Пергамент, бумага, телеграф, фонограф, радио, фото– и кинокамера, телефон, телекоммуникация и так далее – самые безгрешные из изобретенных цивилизацией вещей – разумеется, безгрешные до тех пор, пока мы не запятнали их девственность и не начали нагружать их нашим смыслом. До этого момента их, право, не в чем обвинить – они ничего не производят, они предназначены лишь для воспроизведения (нашего голоса и облика), для «нарцисстского» распространения тела субъекта вовне, как сказал Маршалл Маклюэн. Среди прочих устройств они воистину нищи духом. И в них есть нечто от Храма Господнего. Современный человек, крестясь на компьютер, поступает в духе традиции. Томас Эдисон вполне закономерно использовал для валика фонографа плохо подходящий сюда воск – субстанцию, традиционно считающуюся чистой. Производящие же технические приспособления всегда легко заподозрить в том, что они порождают опасность (в чем их упрекнул Хайдеггер), ибо первое, произведенное человеком на свет, было его смертью, заупокойным культом.

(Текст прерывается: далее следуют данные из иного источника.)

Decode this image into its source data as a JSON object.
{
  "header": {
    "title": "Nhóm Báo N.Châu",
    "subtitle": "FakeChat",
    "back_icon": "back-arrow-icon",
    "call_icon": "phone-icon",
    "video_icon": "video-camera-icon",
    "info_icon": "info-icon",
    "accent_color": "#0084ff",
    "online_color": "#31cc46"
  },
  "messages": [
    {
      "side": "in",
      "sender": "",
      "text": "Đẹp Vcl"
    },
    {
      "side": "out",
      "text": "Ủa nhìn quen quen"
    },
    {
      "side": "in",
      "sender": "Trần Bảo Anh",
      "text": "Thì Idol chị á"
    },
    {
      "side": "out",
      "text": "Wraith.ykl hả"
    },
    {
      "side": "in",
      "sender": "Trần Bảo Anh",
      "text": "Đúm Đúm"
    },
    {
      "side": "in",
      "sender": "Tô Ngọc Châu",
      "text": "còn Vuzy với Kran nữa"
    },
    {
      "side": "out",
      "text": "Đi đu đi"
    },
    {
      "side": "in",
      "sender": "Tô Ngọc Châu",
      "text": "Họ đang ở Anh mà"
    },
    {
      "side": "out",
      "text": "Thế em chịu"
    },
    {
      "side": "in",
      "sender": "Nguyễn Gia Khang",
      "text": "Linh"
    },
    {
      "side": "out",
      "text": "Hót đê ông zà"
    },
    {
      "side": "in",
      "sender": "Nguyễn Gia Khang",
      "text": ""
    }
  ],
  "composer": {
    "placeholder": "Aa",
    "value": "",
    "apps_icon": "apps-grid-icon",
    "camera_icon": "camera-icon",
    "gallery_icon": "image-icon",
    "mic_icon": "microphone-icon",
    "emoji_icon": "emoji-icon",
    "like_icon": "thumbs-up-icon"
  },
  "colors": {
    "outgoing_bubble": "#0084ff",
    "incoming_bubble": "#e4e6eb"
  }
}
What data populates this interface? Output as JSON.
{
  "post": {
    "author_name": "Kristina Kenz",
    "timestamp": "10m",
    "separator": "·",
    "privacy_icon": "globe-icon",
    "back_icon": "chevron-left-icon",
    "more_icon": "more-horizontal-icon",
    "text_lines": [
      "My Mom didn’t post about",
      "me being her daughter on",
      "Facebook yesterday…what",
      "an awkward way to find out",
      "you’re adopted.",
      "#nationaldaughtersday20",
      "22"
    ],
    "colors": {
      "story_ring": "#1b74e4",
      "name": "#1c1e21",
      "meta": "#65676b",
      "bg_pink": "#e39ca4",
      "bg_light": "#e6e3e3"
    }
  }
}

Разумеется, медиальные средства используются в военном деле. Но они существенно не похожи на все прочие инструменты войны. Медиальные средства придают разрушительности символический характер. Они ответственны за сигнализирование о ведении военных операций или за расстраивание сигнальных систем противной стороны. Если бы война была только символической, она была бы миром. Представление о том, что рост медиальных средств множит насилие, путает канал связи с ее содержанием, воспроизводство с производством, проецирует, как это свойственно нам, без вины виноватым, вину на невинных сих[7]7
  Ср.: «Медиальные средства – это истерическая эскалация, которая принуждает затронутых ею быть мобилизованными» – Kittler F. Deaculas Vermächtnis. Technische Schriften. Leipzig, 1993. S. 93.


[Закрыть]
.

Субъекту, переживающему чувство вины, недоступно мыслить чистоту в ее чистом виде. Вычленение невинности во всей ее специфичности не давалось философии. Ницше приравнял невинность к «новому началу», к «творческой игре» («Так говорил Заратустра»). Новое начало отрицает старое. Творят, когда недовольны наличным. Преодоление (в том числе и человеческого в человеке) не бывает невинным. Оно вбирает в себя вину как свою предпосылку. Оно выносит приговор. История как прогресс, которую, собственно, и имел в виду еще-позитивист и антроподарвинист Ницше, говоря о невинности, порождает такую ситуацию, в которой есть виновный, но нет невинного. Прогрессирующее историческое изменение вводит вину и невинность в отношение квазидизъюнкции.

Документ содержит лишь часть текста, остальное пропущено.